Headache and Vision Loss

Hx: 35 yo female complains of a severe headache. It is frontal, bilateral, and radiates to her whole head. It has been worsening for days and not responding to meds. She has a history of migraines and pseudotumor cerebri (idiopathic intracranial hypertension). She tried her midrin and over the counter meds for the headache without relief. Pain is constant and severe and now associated with episodes of blindness that are increasing in frequency and duration. Near total vision loss, both eyes, begins in the peripheral vision, not positional, and intermittent. Nausea is associated with the headache, but there is no fever, neck pain, or vomiting. Records show numerous visits for headaches with several CT scans of the head in the past year, all normal.

PMhx: migraines, pseudotumor cerebri, depression, polycystic ovary syndrome

SocHx: No tobacco or drugs. Occasional etoh .

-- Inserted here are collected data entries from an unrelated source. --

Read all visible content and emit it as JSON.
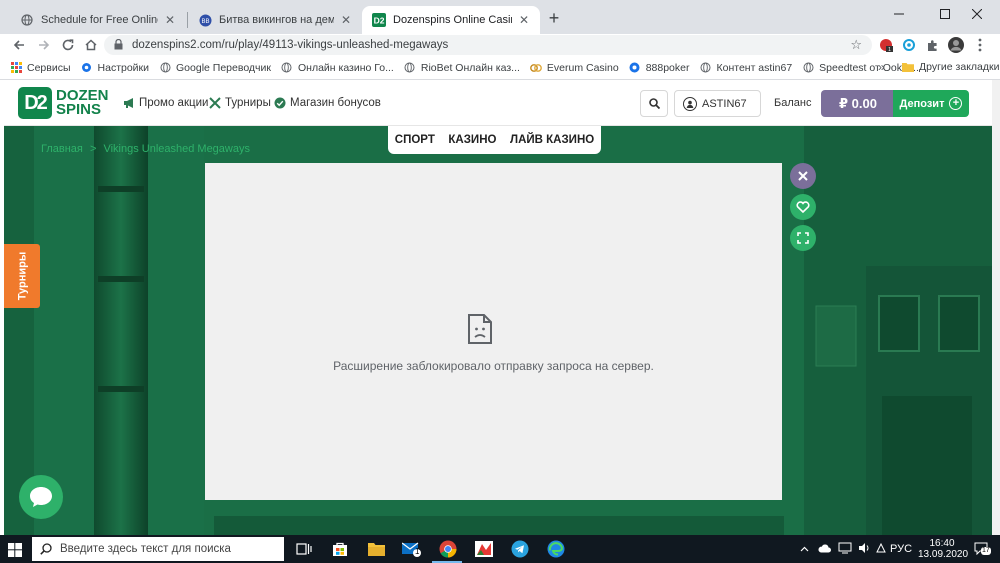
{
  "browser": {
    "tabs": [
      {
        "title": "Schedule for Free Online Video S",
        "icon": "globe-icon"
      },
      {
        "title": "Битва викингов на демо Dozen",
        "icon": "site-favicon"
      },
      {
        "title": "Dozenspins Online Casino",
        "icon": "dozenspins-favicon",
        "active": true
      }
    ],
    "new_tab_label": "+",
    "url": "dozenspins2.com/ru/play/49113-vikings-unleashed-megaways",
    "bookmarks": [
      {
        "label": "Сервисы",
        "icon": "apps-icon"
      },
      {
        "label": "Настройки",
        "icon": "gear-icon"
      },
      {
        "label": "Google Переводчик",
        "icon": "globe-icon"
      },
      {
        "label": "Онлайн казино Го...",
        "icon": "globe-icon"
      },
      {
        "label": "RioBet Онлайн каз...",
        "icon": "globe-icon"
      },
      {
        "label": "Everum Casino",
        "icon": "everum-icon"
      },
      {
        "label": "888poker",
        "icon": "888-icon"
      },
      {
        "label": "Контент astin67",
        "icon": "globe-icon"
      },
      {
        "label": "Speedtest от Ookla...",
        "icon": "globe-icon"
      }
    ],
    "bookmarks_more": "»",
    "other_bookmarks": "Другие закладки"
  },
  "site": {
    "logo": {
      "mark": "D2",
      "line1": "DOZEN",
      "line2": "SPINS"
    },
    "nav": [
      {
        "label": "Промо акции",
        "icon": "megaphone-icon"
      },
      {
        "label": "Турниры",
        "icon": "swords-icon"
      },
      {
        "label": "Магазин бонусов",
        "icon": "check-badge-icon"
      }
    ],
    "username": "ASTIN67",
    "balance_label": "Баланс",
    "balance_value": "₽ 0.00",
    "deposit_label": "Депозит",
    "sub_nav": [
      "СПОРТ",
      "КАЗИНО",
      "ЛАЙВ КАЗИНО"
    ],
    "breadcrumb": {
      "home": "Главная",
      "sep": ">",
      "current": "Vikings Unleashed Megaways"
    },
    "error_message": "Расширение заблокировало отправку запроса на сервер.",
    "tournaments_tab": "Турниры",
    "colors": {
      "brand_green": "#1fa85a",
      "balance_purple": "#7b6f9a",
      "tourn_orange": "#f07a2c",
      "side_green": "#2eb16a"
    }
  },
  "taskbar": {
    "search_placeholder": "Введите здесь текст для поиска",
    "mail_badge": "1",
    "lang": "РУС",
    "time": "16:40",
    "date": "13.09.2020",
    "notifications": "17"
  }
}
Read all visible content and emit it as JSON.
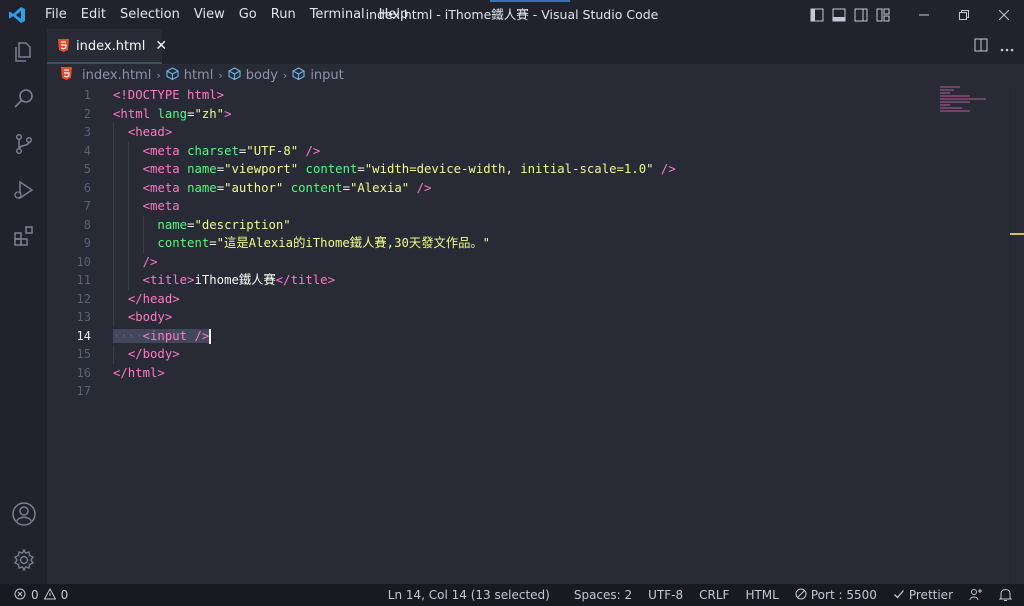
{
  "window": {
    "title": "index.html - iThome鐵人賽 - Visual Studio Code",
    "accent": "#3d6fb8"
  },
  "menu": [
    "File",
    "Edit",
    "Selection",
    "View",
    "Go",
    "Run",
    "Terminal",
    "Help"
  ],
  "activity_bar": {
    "top": [
      "explorer-icon",
      "search-icon",
      "source-control-icon",
      "run-debug-icon",
      "extensions-icon"
    ],
    "bottom": [
      "account-icon",
      "settings-gear-icon"
    ]
  },
  "tab": {
    "label": "index.html",
    "close": "✕",
    "icon": "html5-icon"
  },
  "breadcrumb": {
    "file": "index.html",
    "items": [
      "html",
      "body",
      "input"
    ],
    "separator": "›"
  },
  "editor": {
    "active_line": 14,
    "line_numbers": [
      "1",
      "2",
      "3",
      "4",
      "5",
      "6",
      "7",
      "8",
      "9",
      "10",
      "11",
      "12",
      "13",
      "14",
      "15",
      "16",
      "17"
    ],
    "code": {
      "l1": {
        "open": "<!DOCTYPE html>"
      },
      "l2": {
        "tag_open": "<html",
        "attr": "lang",
        "eq": "=",
        "val": "\"zh\"",
        "close": ">"
      },
      "l3": {
        "tag": "<head>"
      },
      "l4": {
        "tag_open": "<meta",
        "attr": "charset",
        "eq": "=",
        "val": "\"UTF-8\"",
        "close": " />"
      },
      "l5": {
        "tag_open": "<meta",
        "attr1": "name",
        "eq": "=",
        "val1": "\"viewport\"",
        "attr2": "content",
        "val2": "\"width=device-width, initial-scale=1.0\"",
        "close": " />"
      },
      "l6": {
        "tag_open": "<meta",
        "attr1": "name",
        "eq": "=",
        "val1": "\"author\"",
        "attr2": "content",
        "val2": "\"Alexia\"",
        "close": " />"
      },
      "l7": {
        "tag": "<meta"
      },
      "l8": {
        "attr": "name",
        "eq": "=",
        "val": "\"description\""
      },
      "l9": {
        "attr": "content",
        "eq": "=",
        "val": "\"這是Alexia的iThome鐵人賽,30天發文作品。\""
      },
      "l10": {
        "close": "/>"
      },
      "l11": {
        "open": "<title>",
        "text": "iThome鐵人賽",
        "close": "</title>"
      },
      "l12": {
        "tag": "</head>"
      },
      "l13": {
        "tag": "<body>"
      },
      "l14": {
        "ws": "····",
        "tag": "<input />"
      },
      "l15": {
        "tag": "</body>"
      },
      "l16": {
        "tag": "</html>"
      }
    }
  },
  "status_bar": {
    "errors": "0",
    "warnings": "0",
    "position": "Ln 14, Col 14 (13 selected)",
    "spaces": "Spaces: 2",
    "encoding": "UTF-8",
    "eol": "CRLF",
    "language": "HTML",
    "port": "Port : 5500",
    "prettier": "Prettier"
  }
}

Meds: Midrin prn, celexa, metformin, acetazolamide (stopped over a month ago)

Exam:
• Vital signs: pulse 90, BP 160/90, RR 12, temp 98.6, O2sat 100% RA
• General: obese female in moderate distress due to headache
• Head: normal
• Eyes: pupils equal, EOM normal, vision normal, moderate photophobia
• ENT: normal
• Resp: clear, normal
• Cardiovascular: regular rate and rhythm, normal pulses, no murmurs
• Abdomen: soft, non-tender, obese
• Extremities: normal
• Neuro: cranial nerves intact, sensation and motor normal all extremities

ED Course: 
• An attempt at fundoscopic examination is made but the patient is intolerant of the exam due to photophobia.
• IV pain medication is given
• A drop of cyclogyl is placed in each eye.
• A short while after, another attempt at fundoscopic examination is made demonstrating bilateral sever papilledema.
• The patient is consented for lumbar puncture which is performed  with an opening pressure exceeding 40cm H2O (>400mm H2O) in the lateral decubitus position with legs extended.
• A total of 40ml of cerebrospinal fluid is removed before normal pressure is achieved.
• The patient has almost immediate resolution of her headache with no further episodes of blindness.
• CSF analysis is normal.
• The patient is discharged home with a prescription for her acetazolamide and instructed to follow up with her neurologist.

Discussion:
Psuedotumor Cerebri, also known as idiopathic intracranial hypertension, is a condition of increased intracranial pressure without the presence of any structural lesions or cerebrospinal fluid abnormalities. Although it was previously named “benign intracranial hypertension” the name was misleading. The condition is serious and can lead to severe headaches and permanent blindness if not treated.

The classic presentation is an obese woman of childbearing age with papilledema and complaints of severe headache. However, symptoms can include:
• headache (92%)
• transient visual changes (72%)
• intracranial noises (60%)
• sustained vision loss (26%)
• back pain (53%)
• double vision due to sixth nerve palsy
One study noted no correlation between pseudo tumor cerberi and iron deficiency anemia, thyroid disease, pregnancy, antibiotic use, or oral contraceptive use.

Differential diagnosis should include:
• structural causes of elevated intracranial pressure (masses)
• cerebral venous thrombosis
• obstructive hydrocephalus
• choroid plexus papilloma (increases CSF production)
• malignant hypertension

Multiple small observational studies have demonstrated the benefits of weight loss in this population, with as little as 6% weight loss being more effective than other therapies. In addition, carbonic anhydrase inhibitors, like acetazolamide, reduce the rate of CSF production but typically result in only modest improvement in symptoms. Topiramate also inhibits carbonic anhydrase and is known to have additional benefits in migraine control, and to a lesser degree in weight loss. Surgical therapies include CSF shunts and optic nerve sheath fenestration. These are reserved for patient who has failed optimal medical therapy.